New head coach Jim Harbaugh is installing a west coast offense and Frank Gore will supply the power run game and Anthony Dixon provides enough as a backup. But the offense needs a highly accurate franchise quarterback that is the hallmark of Harbaugh offenses. Both Michael Crabtree and Josh Morgan remain the starters who have not met expectations but who should blossom in the new offense if a suitable quarterback can be acquired. Even if a veteran quarterback is brought in, the 49ers will look for a young gun to groom because a Harbaugh offense is all about who is under center.
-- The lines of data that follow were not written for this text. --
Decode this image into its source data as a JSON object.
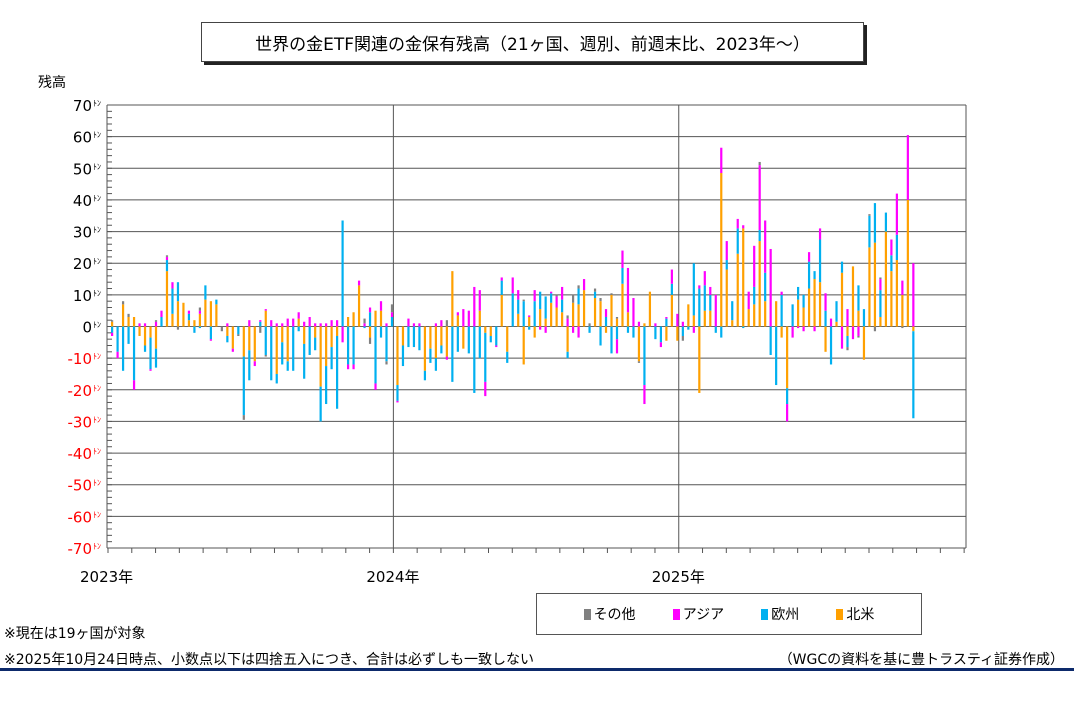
{
  "title": "世界の金ETF関連の金保有残高（21ヶ国、週別、前週末比、2023年～）",
  "notes": [
    "※現在は19ヶ国が対象",
    "※2025年10月24日時点、小数点以下は四捨五入につき、合計は必ずしも一致しない"
  ],
  "source": "（WGCの資料を基に豊トラスティ証券作成）",
  "chart_data": {
    "type": "bar",
    "stacked": true,
    "title": "世界の金ETF関連の金保有残高（21ヶ国、週別、前週末比、2023年～）",
    "ylabel": "残高",
    "yunit": "ﾄﾝ",
    "ylim": [
      -70,
      70
    ],
    "yticks": [
      70,
      60,
      50,
      40,
      30,
      20,
      10,
      0,
      -10,
      -20,
      -30,
      -40,
      -50,
      -60,
      -70
    ],
    "xlabels": [
      "2023年",
      "2024年",
      "2025年"
    ],
    "weeks_per_year": [
      52,
      52,
      43
    ],
    "grid": true,
    "legend_position": "bottom-right",
    "series_names": [
      "その他",
      "アジア",
      "欧州",
      "北米"
    ],
    "colors": {
      "その他": "#808080",
      "アジア": "#ff00ff",
      "欧州": "#00b0f0",
      "北米": "#ffa000"
    },
    "negative_label_color": "#ff0000",
    "weekly_values_order": "[その他, アジア, 欧州, 北米]",
    "weekly_values": [
      [
        0.5,
        -1,
        -2,
        1.5
      ],
      [
        0,
        -2,
        -8,
        0
      ],
      [
        1,
        0,
        -14,
        7
      ],
      [
        1,
        0,
        -5.5,
        3
      ],
      [
        0,
        -3,
        -17,
        3
      ],
      [
        0,
        1,
        0,
        -3
      ],
      [
        0,
        1,
        -2,
        -6
      ],
      [
        0,
        -0.5,
        -10,
        -3.5
      ],
      [
        0.5,
        1.5,
        -6,
        -7
      ],
      [
        0,
        2,
        3,
        0
      ],
      [
        0.5,
        1,
        3.5,
        17.5
      ],
      [
        0,
        2,
        8,
        4
      ],
      [
        -1,
        0,
        6,
        8
      ],
      [
        0,
        0,
        0,
        7.5
      ],
      [
        0,
        1,
        2,
        2
      ],
      [
        0,
        0,
        -2,
        2
      ],
      [
        1,
        1,
        -0.5,
        4
      ],
      [
        0,
        0,
        4.5,
        8.5
      ],
      [
        0,
        -0.5,
        -4,
        8
      ],
      [
        0,
        0,
        1.5,
        7
      ],
      [
        -1.5,
        0,
        0,
        0
      ],
      [
        0,
        1,
        -2,
        -3
      ],
      [
        0,
        -1,
        0,
        -7
      ],
      [
        -0.5,
        0,
        -2.5,
        0
      ],
      [
        -1.5,
        0,
        -18.5,
        -9.5
      ],
      [
        0,
        2,
        -9.5,
        -7.5
      ],
      [
        0,
        -1.5,
        0,
        -11
      ],
      [
        -2,
        0.5,
        1.5,
        0
      ],
      [
        -0.5,
        0.5,
        -9,
        5
      ],
      [
        0,
        2,
        -17,
        0
      ],
      [
        0,
        1,
        -3,
        -15
      ],
      [
        0,
        1,
        -7,
        -5
      ],
      [
        0,
        2.5,
        -3,
        -11
      ],
      [
        0,
        2.5,
        -14,
        0
      ],
      [
        0,
        2,
        -1.5,
        2.5
      ],
      [
        0,
        1.5,
        -11,
        -5.5
      ],
      [
        0,
        3,
        -9,
        0
      ],
      [
        0,
        1,
        -4,
        -3.5
      ],
      [
        0,
        1,
        -11,
        -19
      ],
      [
        0,
        1,
        -12,
        -12.5
      ],
      [
        0,
        2,
        -7,
        -6.5
      ],
      [
        0,
        2,
        -23,
        -3
      ],
      [
        0,
        -5,
        33.5,
        0
      ],
      [
        0,
        -1.5,
        -12,
        3
      ],
      [
        0,
        -1.5,
        -12,
        4.5
      ],
      [
        0,
        1.5,
        0,
        13
      ],
      [
        1.5,
        1,
        -0.5,
        0
      ],
      [
        -2,
        1.5,
        4.5,
        -3.5
      ],
      [
        0,
        -2,
        -18,
        5
      ],
      [
        0,
        3,
        -3.5,
        5
      ],
      [
        -1,
        1,
        -11,
        0
      ],
      [
        2.5,
        1.5,
        3,
        0
      ],
      [
        0,
        -0.5,
        -5,
        -18.5
      ],
      [
        0,
        0,
        -6.5,
        -6
      ],
      [
        0,
        2.5,
        -6.5,
        0
      ],
      [
        0,
        1,
        -6.5,
        0
      ],
      [
        0,
        1,
        -7.5,
        0
      ],
      [
        0,
        0,
        -3,
        -14
      ],
      [
        0,
        0,
        -4.5,
        -7
      ],
      [
        0,
        1,
        -4,
        -10
      ],
      [
        0,
        2,
        -2.5,
        -6
      ],
      [
        2,
        -1,
        0,
        -9.5
      ],
      [
        0,
        0,
        -17.5,
        17.5
      ],
      [
        0,
        1,
        -8,
        3.5
      ],
      [
        0,
        5.5,
        0,
        -7
      ],
      [
        0,
        5,
        -8.5,
        0
      ],
      [
        0,
        12.5,
        -21,
        0
      ],
      [
        0,
        6.5,
        -10,
        5
      ],
      [
        0,
        -4.5,
        -15.5,
        -2
      ],
      [
        0,
        0,
        -2,
        -3
      ],
      [
        0,
        -0.5,
        -6,
        0
      ],
      [
        0,
        1,
        4.5,
        10
      ],
      [
        0,
        0,
        -3.5,
        -8
      ],
      [
        0,
        5,
        10.5,
        0
      ],
      [
        0,
        3,
        4.5,
        4
      ],
      [
        0.5,
        0,
        8,
        -12
      ],
      [
        0,
        0.5,
        -1,
        3
      ],
      [
        0,
        3.5,
        8,
        -3.5
      ],
      [
        0,
        -1,
        5.5,
        5.5
      ],
      [
        0,
        -2,
        7,
        2.5
      ],
      [
        0,
        0.5,
        3,
        7.5
      ],
      [
        0.5,
        3.5,
        0,
        6
      ],
      [
        0,
        4,
        4,
        4.5
      ],
      [
        1,
        2.5,
        -2,
        -8
      ],
      [
        2.5,
        -2,
        0,
        7.5
      ],
      [
        1,
        -3.5,
        5,
        7
      ],
      [
        0,
        3.5,
        0,
        11.5
      ],
      [
        1,
        0,
        -2,
        0
      ],
      [
        1,
        0,
        2,
        9
      ],
      [
        1,
        0,
        -6,
        8
      ],
      [
        0,
        2.5,
        3,
        -2
      ],
      [
        0.5,
        0,
        -8.5,
        10
      ],
      [
        0.5,
        -4.5,
        -4,
        2.5
      ],
      [
        0,
        5.5,
        5,
        13.5
      ],
      [
        0,
        14,
        -2,
        4.5
      ],
      [
        0,
        9,
        -3.5,
        0
      ],
      [
        -0.5,
        1.5,
        0,
        -11
      ],
      [
        0,
        -6,
        -18.5,
        1
      ],
      [
        0,
        0,
        0,
        11
      ],
      [
        0,
        1,
        -4,
        0
      ],
      [
        0,
        -1.5,
        -5,
        0
      ],
      [
        0,
        0.5,
        2.5,
        -4.5
      ],
      [
        0,
        4.5,
        3.5,
        10
      ],
      [
        0,
        4,
        0,
        -4.5
      ],
      [
        -1.5,
        1.5,
        -3,
        0
      ],
      [
        0,
        0,
        -1,
        7
      ],
      [
        0,
        -2,
        16.5,
        3.5
      ],
      [
        0,
        1,
        12,
        -21
      ],
      [
        0,
        4.5,
        8,
        5
      ],
      [
        0,
        2.5,
        5,
        5
      ],
      [
        0,
        10,
        -2,
        0
      ],
      [
        0,
        8,
        -3.5,
        48.5
      ],
      [
        0,
        6,
        3,
        18
      ],
      [
        0,
        0,
        6,
        2
      ],
      [
        0,
        3,
        8,
        23
      ],
      [
        0,
        1,
        -0.5,
        31
      ],
      [
        0,
        5.5,
        0,
        5.5
      ],
      [
        0,
        13,
        5.5,
        7
      ],
      [
        1,
        20.5,
        3.5,
        27
      ],
      [
        0,
        16.5,
        9,
        8
      ],
      [
        0,
        24.5,
        -9,
        0
      ],
      [
        0,
        0,
        -18.5,
        8
      ],
      [
        0,
        1,
        10,
        -3.5
      ],
      [
        0,
        -5.5,
        -5,
        -19.5
      ],
      [
        0,
        -3.5,
        7,
        0
      ],
      [
        0,
        -0.5,
        4,
        8.5
      ],
      [
        0,
        -1.5,
        4,
        6
      ],
      [
        0,
        3,
        8.5,
        12
      ],
      [
        0,
        -1.5,
        2.5,
        15
      ],
      [
        0,
        3.5,
        13.5,
        14
      ],
      [
        0,
        5.5,
        5,
        -8
      ],
      [
        0,
        2.5,
        -12,
        0
      ],
      [
        0,
        0,
        6.5,
        1.5
      ],
      [
        0,
        -7,
        3.5,
        17
      ],
      [
        -1,
        5.5,
        -3.5,
        -3
      ],
      [
        0,
        -4,
        0,
        19
      ],
      [
        -0.5,
        -3,
        8,
        5
      ],
      [
        0,
        0,
        5.5,
        -10.5
      ],
      [
        0.5,
        0,
        10,
        25
      ],
      [
        -1.5,
        0,
        12.5,
        26.5
      ],
      [
        0.5,
        3.5,
        8.5,
        3
      ],
      [
        0,
        0,
        6,
        30
      ],
      [
        0,
        5,
        5,
        17.5
      ],
      [
        0,
        13,
        8,
        21
      ],
      [
        -0.5,
        4.5,
        0,
        10
      ],
      [
        0,
        20.5,
        0,
        40
      ],
      [
        0,
        20,
        -27.5,
        -1.5
      ]
    ]
  }
}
The first year of Pete Carroll reached the playoffs but in 2011 he won’t stand pat on the roster. Matt Hasselbeck is a 36-year-old free agent and another veteran is likely to be brought in to challenge Charlie Whitehurst in camp. The draft should serve up a quarterback as well. Marshawn Lynch played well enough late in the season and into the playoffs to secure a spot but the Seahawks will keep the committee and look to add someone new since  Justin Forsett has run his course in the new offense. Between Mike Williams and the youngsters already on the roster the receivers are good enough for this season. Seattle should draft a quarterback and even a running back but will likely focus on the defense in the early rounds of the draft.

Sam Bradford has made a case for rookie quarterbacks after his stellar freshman year but the Rams still need plenty of support to take advantage of him. The 27-year old Steven Jackson needs a speedy change of back to help keep him fresh and the draft will be a heavy consideration. Mark Clayton will be re-signed as long as his torn patellar tendon heals but this unit needs more help. Bradford made a sub-average wideout unit look serviceable and the Rams will take a step forward with both veteran and rookie receiver additions.